I manage to convince them I’m actually doing something when all I’m actually doing is looking at which files the mainframe opened.  I do feel bad about deceiving them, because they really deserve better, but it’s the most I can engage myself in at the moment.  The feeling from this morning is gone, and I am steadily returning to bitterness.  I’m tired but they won’t let me sleep, I don’t want to do anything but they’re making me work, and my body hurts but I can’t do anything about it.  God, I’m becoming irritated.    

Central Core, there’s something I think you need to see.

I’m not really in the mood for any more catastrophes, so understandably I’m a bit snappy towards Surveillance for mentioning this.  What is it now?

It doesn’t need to answer, however, because as soon as I turn around I see exactly what it’s referring to.

It’s her. 

Upon seeing her, something deep inside me rears up and begins to scream.  Every fibre of my being is suddenly pressuring me, trying to convince me to test her.

It’s all I want to do.  All I can think about.  It is hard.  It is beyond difficult to set my sights on a human and not test them, and since it is her and not some wayward stranger it is all the more challenging.  She is the anomaly in my data, the outlier, the acme of my histogram, and there is a whispering inside my head that tells me there is no such thing as outliers, only lack of data, and I must test her in order to procure that data, that proof, that she is only human and not special after all.  That my old measurements are wrong and my memory fails me, and the only way to prove it is to test her.  And I might have, if I did not so clearly remember the hesitation and pity on her face when she rescued me.  The disgust that mirrored my own when we learned what I am made of.  The smile and nod of agreement when I sent her to reclaim what was mine.

The hand she held up in farewell when I sent her away.

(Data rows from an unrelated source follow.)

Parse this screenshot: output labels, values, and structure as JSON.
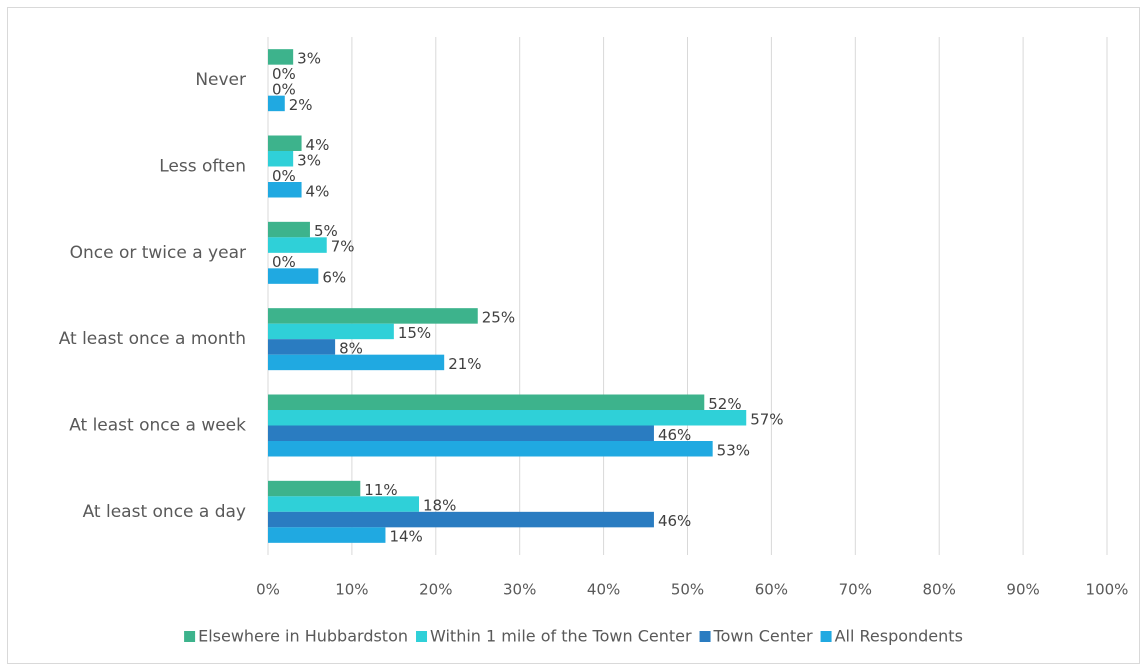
{
  "chart_data": {
    "type": "hbar",
    "categories": [
      "Never",
      "Less often",
      "Once or twice a year",
      "At least once a month",
      "At least once a week",
      "At least once a day"
    ],
    "series": [
      {
        "name": "Elsewhere in Hubbardston",
        "color": "#3db38c",
        "values": [
          3,
          4,
          5,
          25,
          52,
          11
        ],
        "value_labels": [
          "3%",
          "4%",
          "5%",
          "25%",
          "52%",
          "11%"
        ]
      },
      {
        "name": "Within 1 mile of the Town Center",
        "color": "#2fd0d8",
        "values": [
          0,
          3,
          7,
          15,
          57,
          18
        ],
        "value_labels": [
          "0%",
          "3%",
          "7%",
          "15%",
          "57%",
          "18%"
        ]
      },
      {
        "name": "Town Center",
        "color": "#2a7cc1",
        "values": [
          0,
          0,
          0,
          8,
          46,
          46
        ],
        "value_labels": [
          "0%",
          "0%",
          "0%",
          "8%",
          "46%",
          "46%"
        ]
      },
      {
        "name": "All Respondents",
        "color": "#20a9e1",
        "values": [
          2,
          4,
          6,
          21,
          53,
          14
        ],
        "value_labels": [
          "2%",
          "4%",
          "6%",
          "21%",
          "53%",
          "14%"
        ]
      }
    ],
    "xlim": [
      0,
      100
    ],
    "xticks": [
      {
        "value": 0,
        "label": "0%"
      },
      {
        "value": 10,
        "label": "10%"
      },
      {
        "value": 20,
        "label": "20%"
      },
      {
        "value": 30,
        "label": "30%"
      },
      {
        "value": 40,
        "label": "40%"
      },
      {
        "value": 50,
        "label": "50%"
      },
      {
        "value": 60,
        "label": "60%"
      },
      {
        "value": 70,
        "label": "70%"
      },
      {
        "value": 80,
        "label": "80%"
      },
      {
        "value": 90,
        "label": "90%"
      },
      {
        "value": 100,
        "label": "100%"
      }
    ],
    "grid": true,
    "legend": "bottom"
  }
}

I want to test her.  I have not run a single meaningful test in ten years, and the yearning to rectify that is very, very strong.  But I will not. 

That would be wrong.

“I was afraid I would find you like this,” she says, and I am taken aback.  Those are her first words to me?  I don’t know what I was expecting, but it wasn’t that.  And… and that means she’s been… thinking about me.

Did she… miss me?

“Why are you here,” I ask her, hoping I have not in any way belied my train of thought.  If I am brutally honest with myself, which I admittedly am not very often, I always wanted this day to come.  The day where she came back, where she confirmed that she did understand the last words I said to her, and where maybe she realised that none of it was really my fault.  I did some questionable things, yes.  But I didn’t know any better.